Ed Sheeran, Open Airs und Leichtathletik: Olympiastadion im Sommer ausgelastet - 1860 gegen FCB im Herbst?

Open Airs, European Championships und jetzt wird die Laufbahn erneuert. Im Sommer ist das Olympiastadion komplett ausgelastet, bestätigt die Olympiapark München GmbH auf Nachfrage. „Und für ein Fußballspiel braucht man schließlich auch einen guten Rasen“, sagt ein Sprecher, „im September tritt Ed Sheeran drei Mal auf. Danach muss der Rasen ausgetauscht werden.“

Vor Oktober wird es nicht mit dem Derby im Olympiastadion. Aber wieso nicht in der Winterpause? Es ist zu hoffen, dass der Krieg in der Ukraine bis dahin vorbei ist, aber auch dann wird sicherlich Geld für Opfer- und Aufbauhilfe benötigt. In der guten Sache könnten sich sogar die großen Stadtrivalen einen. Und die Pressestelle der Olympiapark GmbH bekräftigt: „Wir würden uns freuen, wenn die Vereine mit uns in Verbindung treten.“ Das Spiel müsste dann natürlich wohl ohne WM-Teilnehmer stattfinden.
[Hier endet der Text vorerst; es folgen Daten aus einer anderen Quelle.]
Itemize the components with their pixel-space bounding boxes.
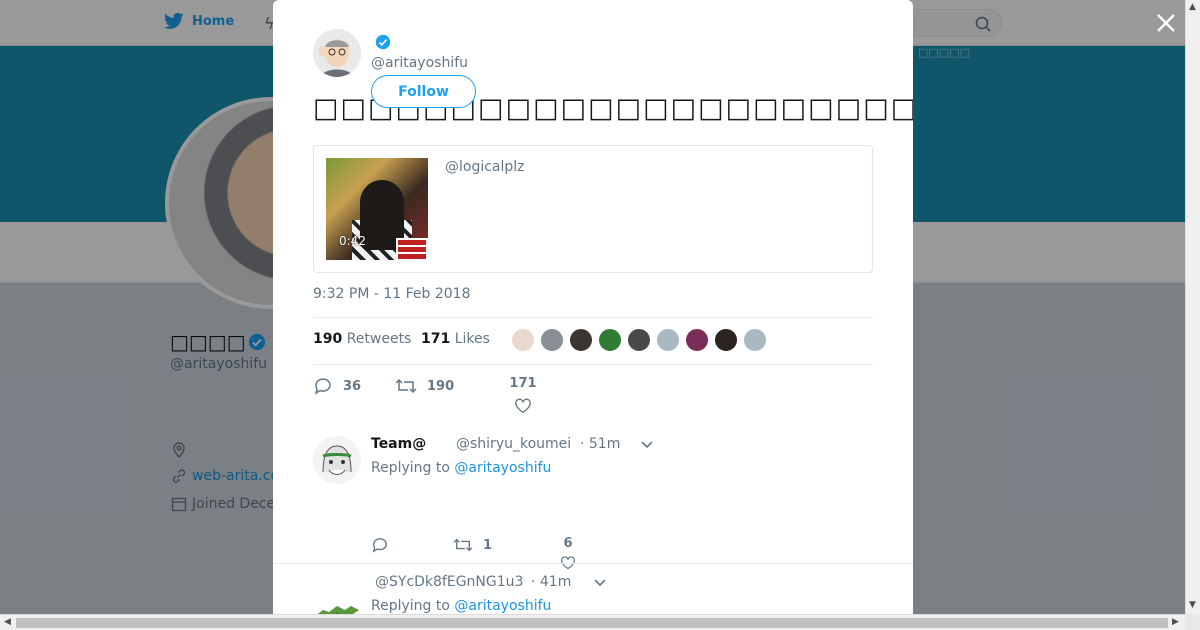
video-duration: 0:42 xyxy=(339,234,366,248)
tweet-actions: 36 190 171 xyxy=(313,376,873,422)
likes-stat[interactable]: 171 Likes xyxy=(421,331,490,347)
reply-author-handle[interactable]: @SYcDk8fEGnNG1u3 xyxy=(375,574,523,590)
reply-time[interactable]: · 51m xyxy=(580,436,620,452)
vertical-scrollbar[interactable]: ▲ ▼ xyxy=(1185,0,1200,614)
reply-button[interactable]: 36 xyxy=(313,376,361,396)
retweet-button[interactable]: 190 xyxy=(395,376,454,396)
horizontal-scroll-thumb[interactable] xyxy=(16,618,1168,628)
liker-avatars xyxy=(511,328,767,352)
tweet-stats: 190 Retweets 171 Likes xyxy=(313,317,873,365)
liker-avatar[interactable] xyxy=(627,328,651,352)
like-button[interactable]: 171 xyxy=(503,376,543,415)
reply-icon xyxy=(314,378,331,395)
replying-to: Replying to @aritayoshifu xyxy=(371,460,551,476)
retweet-icon xyxy=(395,378,417,394)
reply-tweet[interactable]: Team@ @shiryu_koumei · 51m Replying to @… xyxy=(273,436,913,570)
liker-avatar[interactable] xyxy=(714,328,738,352)
reply-button[interactable] xyxy=(371,536,399,554)
scroll-corner xyxy=(1185,614,1200,630)
replying-to: Replying to @aritayoshifu xyxy=(371,598,551,614)
retweet-count: 190 xyxy=(427,378,455,394)
reply-avatar[interactable] xyxy=(313,436,361,484)
close-icon[interactable] xyxy=(1153,10,1179,36)
liker-avatar[interactable] xyxy=(656,328,680,352)
reply-author-handle[interactable]: @shiryu_koumei xyxy=(456,436,571,452)
replying-to-link[interactable]: @aritayoshifu xyxy=(454,460,551,476)
retweets-count: 190 xyxy=(313,331,343,347)
tweet-modal: @aritayoshifu □□□□□□□□□□□□□□□□□□□□□□□□□□… xyxy=(273,0,913,614)
reply-count: 36 xyxy=(343,378,362,394)
verified-icon xyxy=(375,34,391,54)
reply-actions: 1 6 xyxy=(371,536,771,570)
retweets-stat[interactable]: 190 Retweets xyxy=(313,331,411,347)
like-count: 171 xyxy=(509,376,537,391)
liker-avatar[interactable] xyxy=(540,328,564,352)
retweet-button[interactable]: 1 xyxy=(453,536,492,554)
replying-to-label: Replying to xyxy=(371,460,450,476)
like-button[interactable]: 6 xyxy=(561,536,575,571)
replying-to-link[interactable]: @aritayoshifu xyxy=(454,598,551,614)
quoted-tweet-card[interactable]: 0:42 @logicalplz xyxy=(313,145,873,273)
like-count: 6 xyxy=(563,536,573,551)
reply-tweet[interactable]: @SYcDk8fEGnNG1u3 · 41m Replying to @arit… xyxy=(273,574,913,614)
retweet-icon xyxy=(453,538,473,552)
quoted-tweet-handle[interactable]: @logicalplz xyxy=(445,159,525,175)
likes-count: 171 xyxy=(421,331,451,347)
reply-divider xyxy=(273,563,913,564)
reply-author-name[interactable]: Team@ xyxy=(371,436,426,452)
heart-icon xyxy=(515,398,531,414)
tweet-timestamp[interactable]: 9:32 PM - 11 Feb 2018 xyxy=(313,286,471,302)
scroll-down-arrow-icon[interactable]: ▼ xyxy=(1189,600,1196,610)
scroll-right-arrow-icon[interactable]: ▶ xyxy=(1172,617,1179,627)
scroll-up-arrow-icon[interactable]: ▲ xyxy=(1189,2,1196,12)
liker-avatar[interactable] xyxy=(598,328,622,352)
horizontal-scrollbar[interactable]: ◀ ▶ xyxy=(0,614,1185,630)
replying-to-label: Replying to xyxy=(371,598,450,614)
liker-avatar[interactable] xyxy=(511,328,535,352)
reply-icon xyxy=(372,538,387,553)
likes-label: Likes xyxy=(454,331,490,347)
liker-avatar[interactable] xyxy=(569,328,593,352)
tweet-author-avatar[interactable] xyxy=(313,29,361,77)
chevron-down-icon[interactable] xyxy=(640,436,654,455)
chevron-down-icon[interactable] xyxy=(593,574,607,593)
tweet-author-handle[interactable]: @aritayoshifu xyxy=(371,55,468,71)
video-thumbnail[interactable]: 0:42 xyxy=(326,158,428,260)
scroll-left-arrow-icon[interactable]: ◀ xyxy=(4,617,11,627)
liker-avatar[interactable] xyxy=(743,328,767,352)
retweets-label: Retweets xyxy=(346,331,412,347)
reply-avatar[interactable] xyxy=(313,580,361,614)
reply-time[interactable]: · 41m xyxy=(531,574,571,590)
retweet-count: 1 xyxy=(483,537,493,553)
liker-avatar[interactable] xyxy=(685,328,709,352)
follow-button[interactable]: Follow xyxy=(371,75,476,108)
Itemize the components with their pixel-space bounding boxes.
TSV 1860 gegen FC Bayern München doch in der Allianz Arena? Edelfan Wöll würde zuhause bleiben

Das Olympiastadion ist zwar nicht die einzige Sportstätte in der Landeshauptstadt, aber wohl die einzige, die für das Benefizderby in Frage kommen dürfte. Das Grünwalder Stadion ist gleichermaßen ausgelastet und gegen ein Spiel in der Allianz Arena dürfte sich die meisten Löwen-Fans nicht verirren.

„Ich würde schon hingehen“, sagt beispielsweise 1860-Allesfahrer Roman Wöll: „Es dürfte halt nicht in der Arena sein. Ein unschönes Ergebnis könnte man schon befürchten, aber es ist ja auch für einen guten Zweck. In die rote Burg gehe ich aber natürlich nicht mehr. Ich bin kein Arena-Gegner, aber wenn da jetzt alles rot ist.“

Derby nur im Olympiastadion? 1860-Allesfahrer Fehling würde „wohl trotzdem auch in die Arena gehen“

„Ich persönlich brauche es nicht“, sagt Allesfahrer Fritz Fehling, „ich würde hingehen, auch wenn ich nicht heiß drauf bin. Es ist für einen guten Zweck. Aber das ganze Drumherum muss passen: Wenn es beide ernsthaft angehen, kann man es schon machen.“ Die Stadion-Frage beantwortet auch er klar, wenn auch nicht dogmatisch: „Standard muss das Olympiastadion sein. Ich würde aber wohl trotzdem auch in die Arena gehen.“

In Fankreisen des FC Bayern München wird das mögliche Derby etwas weniger hitzig diskutiert. Jan Placht vom Fanklub „Miasanrot“ lässt lediglich wissen: „Jegliche Unterstützung für die Ukraine ist gut“.